I'm not precisely certain when Carole Lombard received this inscribed autographed picture from John Barrymore, but if it was given to her at the wrap party for 1934's "Twentieth Century," she may well have floated home that night. Getting approval from Barrymore, one of the industry's most distinguished actors, was a compliment Carole truly appreciated after several rather undistinguished years as a leading lady.
Three years later, the tables were turned. Lombard had vaulted into a top-tier star, while Barrymore's dissolute life, fueled by drink, had taken its toll, and his career was in decline. However, Carole hadn't forgotten how Barrymore coaxed her into a superb performance in "Twentieth Century"; now it was her turn to pay it back.
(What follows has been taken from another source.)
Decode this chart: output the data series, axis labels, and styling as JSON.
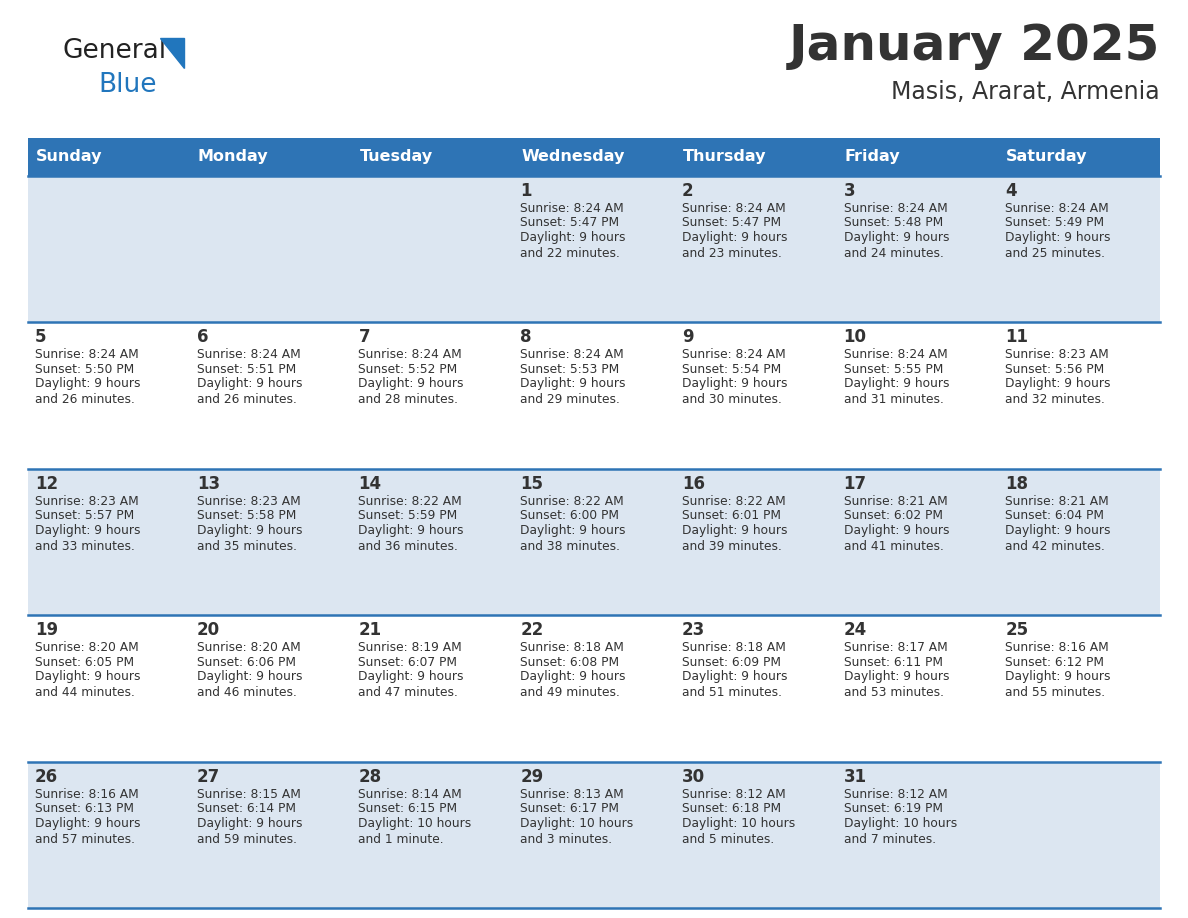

For what would be her final film at Paramount, "True Confession," Lombard insisted Barrymore not only play a key supporting role, but be billed third behind Carole and co-star Fred MacMurray. It briefly helped his career, as John sparkled in this farce. Here he is with Lombard (playing a habitual liar), both looking rather silly:
This delightfully zany vintage photo is up for auction at eBay. While the back is blank, here's the photo with borders:
It measures 8" x 10", is in good condition, and the seller describes it thus: "Folds in the corners. Small surface details only seen if direct light is applied. Pinhole marks. Fold marks in the borders."
Bidding begins at $24.50, with the auction ending at 5:10 p.m. (Eastern) Sunday. If you'd like to add this relative rarity to your collection or would like to learn more, visit http://www.ebay.com/itm/CAROL-LOMBARD-JOHN-BARRYMORE-in-True-Confession-Original-Vintage-Photo-1937-/151557705260?pt=LH_DefaultDomain_0&hash=item23498b0e2c.
And today, I admit to being a bit goofy myself, but then again nearly all Washington Nationals fans are feeling this way. Pitcher Max Scherzer, the biggest prize in this year's free-agent draft, has agreed to a seven-year deal, with half of his $210 million deferred to the following seven years. (This allows the Nats some flexibility in controlling their roster, including its loaded starting rotation, over the next few seasons.) Welcome to the world of the curly "W," Max, and help bring D.C. its first World Series title since the original AL Senators achieved it in 1924. With Scherzer on the Nats and both University of Maryland basketball teams leading the Big Ten, all is right with the world for this Washington-area emigre.